I have been friends with Su since my freshman year in college. We were going to be writers!

And goddammit if we're not.

She's the only writer friend I ever had until recently. Lawrence Kansas is a stray dog in need of a tick shave, flea bath, some serious worming to rid it of the pestilence of writers, but I always felt the word signified a posture rather than an avocation.

And thus avoided the self-proclaimed as though they were lepers.

I have since learned that those personalities in Lawrence I thought were frauds are the same people who became fairly successful writers in the Bay Area and New York. Real estate and publishing is all

location location location.

But I'm not here to gripe. All writers are fraudulent in essence, otherwise we'd utter the holy words that would immolate the universe or glow silent against the fire the flood until it consumed our silence instead.

It's the clay and not the breath of God that makes us human.

But Su and I have grown into this life together. And though we have read each other's work for years...

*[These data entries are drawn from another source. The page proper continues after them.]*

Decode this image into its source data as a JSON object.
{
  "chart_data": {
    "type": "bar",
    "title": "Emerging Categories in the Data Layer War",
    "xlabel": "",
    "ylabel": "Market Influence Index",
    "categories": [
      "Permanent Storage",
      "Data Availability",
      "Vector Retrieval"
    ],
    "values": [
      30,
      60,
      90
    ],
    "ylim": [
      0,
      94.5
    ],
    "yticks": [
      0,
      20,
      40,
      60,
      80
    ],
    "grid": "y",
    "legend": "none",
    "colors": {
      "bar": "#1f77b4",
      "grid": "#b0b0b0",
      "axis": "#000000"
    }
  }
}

In fact just a month ago she sent me an old poem of mine. Something arcane about a moon-lusting monk... here's a bit.

An old man of the earth
Not of the cloth
His mouth is wafer thin and ill suited for this passion
Which has conferred with the ice covering his white brier beard
And the tides of his brain:
A fever for seven days to allow her another quarter
And his escape
A fever for tonight’s dance he moves
Gracefully at a boil

**

...and last weekend was the first time I have seen one of her plays.

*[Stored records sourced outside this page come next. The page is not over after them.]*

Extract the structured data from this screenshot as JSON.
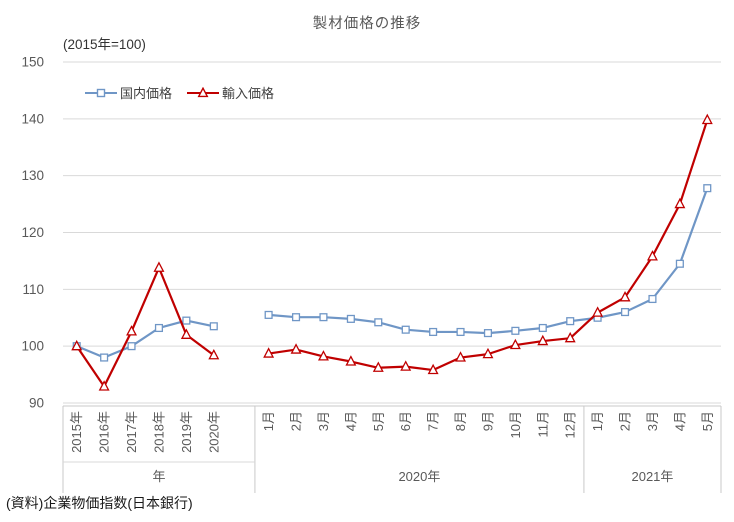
{
  "chart_data": {
    "type": "line",
    "title": "製材価格の推移",
    "note": "(2015年=100)",
    "source": "(資料)企業物価指数(日本銀行)",
    "ylim": [
      90,
      150
    ],
    "yticks": [
      90,
      100,
      110,
      120,
      130,
      140,
      150
    ],
    "grid": "horizontal",
    "legend_position": "top-left-inside",
    "groups": [
      {
        "label": "年",
        "categories": [
          "2015年",
          "2016年",
          "2017年",
          "2018年",
          "2019年",
          "2020年"
        ]
      },
      {
        "label": "2020年",
        "categories": [
          "1月",
          "2月",
          "3月",
          "4月",
          "5月",
          "6月",
          "7月",
          "8月",
          "9月",
          "10月",
          "11月",
          "12月"
        ]
      },
      {
        "label": "2021年",
        "categories": [
          "1月",
          "2月",
          "3月",
          "4月",
          "5月"
        ]
      }
    ],
    "series": [
      {
        "name": "国内価格",
        "marker": "square",
        "color": "#6F96C6",
        "values": [
          [
            100.0,
            98.0,
            100.0,
            103.2,
            104.5,
            103.5
          ],
          [
            105.5,
            105.1,
            105.1,
            104.8,
            104.2,
            102.9,
            102.5,
            102.5,
            102.3,
            102.7,
            103.2,
            104.4
          ],
          [
            105.0,
            106.0,
            108.3,
            114.5,
            127.8
          ]
        ]
      },
      {
        "name": "輸入価格",
        "marker": "triangle",
        "color": "#C00000",
        "values": [
          [
            100.0,
            92.9,
            102.6,
            113.8,
            102.0,
            98.4
          ],
          [
            98.7,
            99.4,
            98.2,
            97.3,
            96.2,
            96.4,
            95.8,
            98.0,
            98.6,
            100.2,
            100.9,
            101.4
          ],
          [
            105.9,
            108.6,
            115.8,
            125.0,
            139.8
          ]
        ]
      }
    ],
    "colors": {
      "gridline": "#D9D9D9",
      "axis": "#C9C9C9",
      "tick_text": "#595959"
    }
  }
}
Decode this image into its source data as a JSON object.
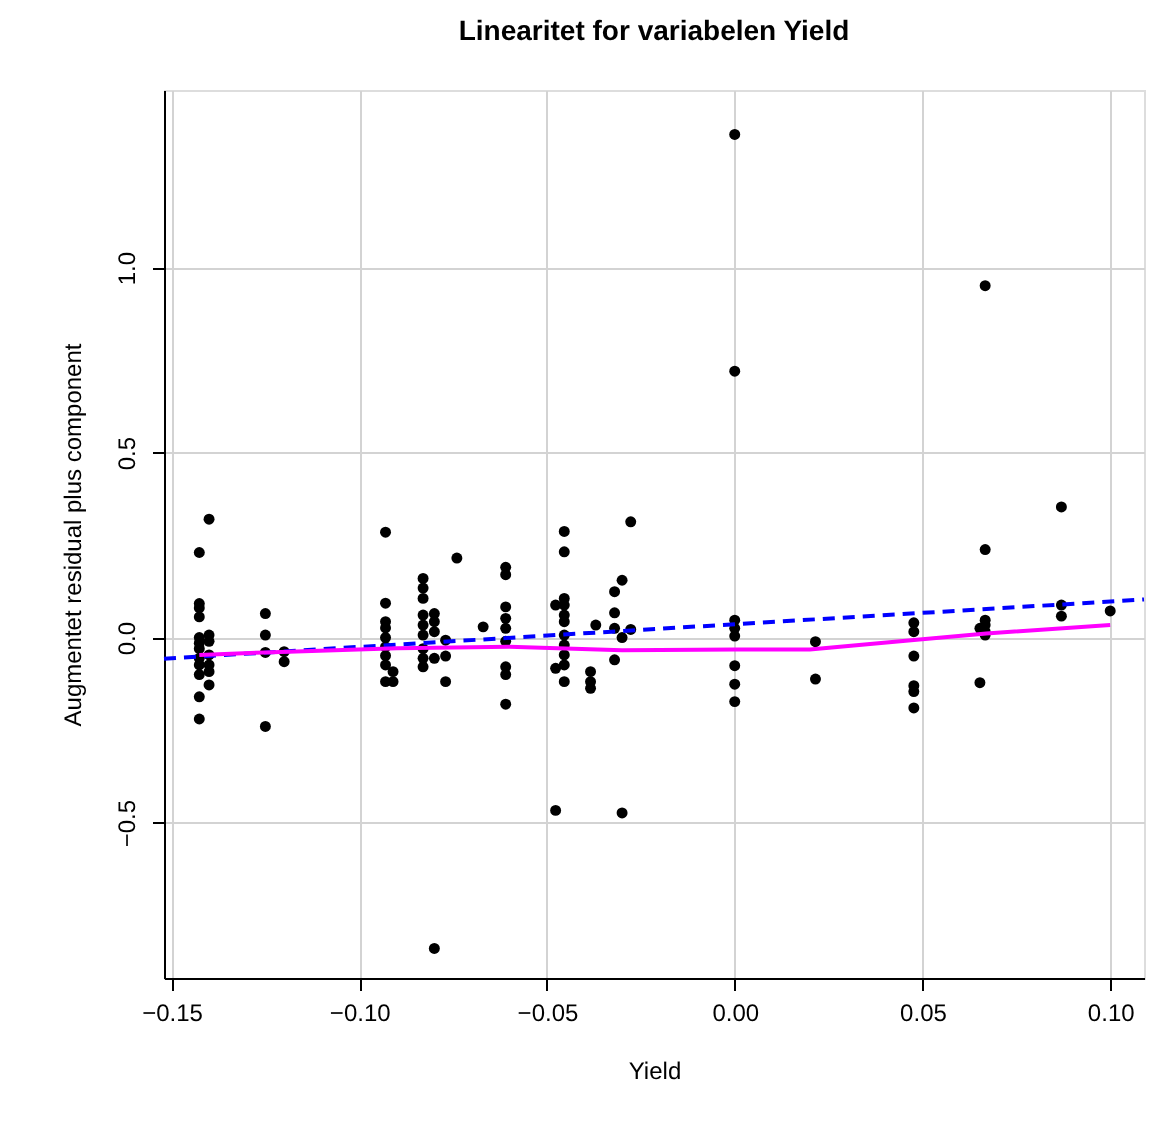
{
  "chart_data": {
    "type": "scatter",
    "title": "Linearitet for variabelen Yield",
    "xlabel": "Yield",
    "ylabel": "Augmentet residual plus component",
    "xlim": [
      -0.152,
      0.109
    ],
    "ylim": [
      -0.92,
      1.48
    ],
    "xticks": [
      {
        "value": -0.15,
        "label": "−0.15"
      },
      {
        "value": -0.1,
        "label": "−0.10"
      },
      {
        "value": -0.05,
        "label": "−0.05"
      },
      {
        "value": 0,
        "label": "0.00"
      },
      {
        "value": 0.05,
        "label": "0.05"
      },
      {
        "value": 0.1,
        "label": "0.10"
      }
    ],
    "yticks": [
      {
        "value": -0.5,
        "label": "−0.5"
      },
      {
        "value": 0,
        "label": "0.0"
      },
      {
        "value": 0.5,
        "label": "0.5"
      },
      {
        "value": 1,
        "label": "1.0"
      }
    ],
    "grid": true,
    "series": [
      {
        "color": "#000000",
        "marker": "circle",
        "x": [
          -0.1426,
          -0.1426,
          -0.1426,
          -0.1426,
          -0.1426,
          -0.1426,
          -0.1426,
          -0.1426,
          -0.1426,
          -0.1426,
          -0.1426,
          -0.1426,
          -0.14,
          -0.14,
          -0.14,
          -0.14,
          -0.14,
          -0.14,
          -0.14,
          -0.125,
          -0.125,
          -0.125,
          -0.125,
          -0.12,
          -0.12,
          -0.093,
          -0.093,
          -0.093,
          -0.093,
          -0.093,
          -0.093,
          -0.093,
          -0.093,
          -0.093,
          -0.091,
          -0.091,
          -0.083,
          -0.083,
          -0.083,
          -0.083,
          -0.083,
          -0.083,
          -0.083,
          -0.083,
          -0.083,
          -0.08,
          -0.08,
          -0.08,
          -0.08,
          -0.08,
          -0.077,
          -0.077,
          -0.077,
          -0.074,
          -0.067,
          -0.061,
          -0.061,
          -0.061,
          -0.061,
          -0.061,
          -0.061,
          -0.061,
          -0.061,
          -0.061,
          -0.0454,
          -0.0454,
          -0.0454,
          -0.0454,
          -0.0454,
          -0.0454,
          -0.0454,
          -0.0454,
          -0.0454,
          -0.0454,
          -0.0454,
          -0.0477,
          -0.0477,
          -0.0477,
          -0.0384,
          -0.0384,
          -0.0384,
          -0.037,
          -0.032,
          -0.032,
          -0.032,
          -0.032,
          -0.03,
          -0.03,
          -0.03,
          -0.0277,
          -0.0277,
          0,
          0,
          0,
          0,
          0,
          0,
          0,
          0,
          0.0215,
          0.0215,
          0.0477,
          0.0477,
          0.0477,
          0.0477,
          0.0477,
          0.0477,
          0.0653,
          0.0653,
          0.0667,
          0.0667,
          0.0667,
          0.0667,
          0.0667,
          0.0667,
          0.087,
          0.087,
          0.087,
          0.1
        ],
        "values": [
          0.23,
          0.092,
          0.08,
          0.056,
          0.0,
          -0.015,
          -0.03,
          -0.056,
          -0.074,
          -0.1,
          -0.16,
          -0.22,
          0.32,
          0.007,
          -0.01,
          -0.047,
          -0.074,
          -0.092,
          -0.128,
          0.065,
          0.007,
          -0.04,
          -0.24,
          -0.038,
          -0.065,
          0.285,
          0.093,
          0.043,
          0.026,
          0.0,
          -0.025,
          -0.049,
          -0.074,
          -0.119,
          -0.092,
          -0.119,
          0.16,
          0.134,
          0.106,
          0.061,
          0.034,
          0.007,
          -0.03,
          -0.056,
          -0.079,
          0.065,
          0.043,
          0.016,
          -0.056,
          -0.84,
          -0.007,
          -0.05,
          -0.119,
          0.215,
          0.029,
          0.19,
          0.17,
          0.083,
          0.052,
          0.025,
          -0.01,
          -0.079,
          -0.1,
          -0.18,
          0.287,
          0.232,
          0.106,
          0.088,
          0.061,
          0.043,
          0.007,
          -0.02,
          -0.047,
          -0.074,
          -0.119,
          0.088,
          -0.083,
          -0.467,
          -0.092,
          -0.119,
          -0.137,
          0.034,
          0.124,
          0.067,
          0.025,
          -0.06,
          0.155,
          0.0,
          -0.474,
          0.313,
          0.022,
          1.36,
          0.72,
          0.047,
          0.025,
          0.004,
          -0.076,
          -0.126,
          -0.173,
          -0.011,
          -0.112,
          0.04,
          0.016,
          -0.05,
          -0.13,
          -0.146,
          -0.19,
          0.025,
          -0.122,
          0.951,
          0.238,
          0.047,
          0.034,
          0.016,
          0.007,
          0.353,
          0.088,
          0.058,
          0.072
        ]
      },
      {
        "type": "line",
        "color": "#0000ff",
        "line_style": "dashed",
        "x": [
          -0.152,
          0.109
        ],
        "values": [
          -0.057,
          0.103
        ]
      },
      {
        "type": "line",
        "color": "#ff00ff",
        "line_style": "solid",
        "x": [
          -0.1426,
          -0.125,
          -0.09,
          -0.06,
          -0.03,
          0,
          0.02,
          0.047,
          0.067,
          0.1
        ],
        "values": [
          -0.047,
          -0.04,
          -0.029,
          -0.025,
          -0.034,
          -0.032,
          -0.032,
          -0.007,
          0.011,
          0.034
        ]
      }
    ]
  }
}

I like red-eye flights. We arrived in New York at the same time everyone else was arriving and we began the day together. We took the train into New Haven with a great number of young people dressed in now wrinkled evening attire and night-randy hair through the green green of early North Eastern Summer. Another playwright friend of Su's was there for the opening, Sharif, and he has a delightful story about Mexico's premier Shakespearian scholar, Yale, a young woman, and his inability to make out the word 'betrothal' on his phone, and her downstairs neighbors visited, bring the gift of homebrewed stout, their lovely near-newborn, and fantastic conversation that ranged from Tom Waits to The Watchman to Roland Barthes to Axe Cop and then our chocolate maker friend Alexandra arrived from Cornell and invited us to her aunt's beautiful home in the woods, where rhubarb pie awaited and her grandmother from Charlotte who said I could be from the south because I was so good-looking and then we saw the show, although I had to park and run a desperate few blocks alone to be ushered quietly into the back by an usher who was waiting just for me.

Of the show I may speak later. Old houses are scary. So are Germans. Also now we know why Lorca died young. And redheads are still totally hot. Afterwards we rang in the new day with a bonfire despite a driving North wind.

The next day we day-tripped up the Atlantic to visit a Book-Barn, which is a barn that is filled with books, and nommed some seafood in Mystic, which is actually a place.

Other quotidian adventures followed but the main point is that I strode the wide earth, met fellow workers in song, ate and drank art in the great comfort of a green deciduous old mountain earth. It felt like a window into a happy future. I will fight for it. Thank you, Susan Soon He Stanton.

Sometimes it really does feel like we travel through time together and that space is an illusion.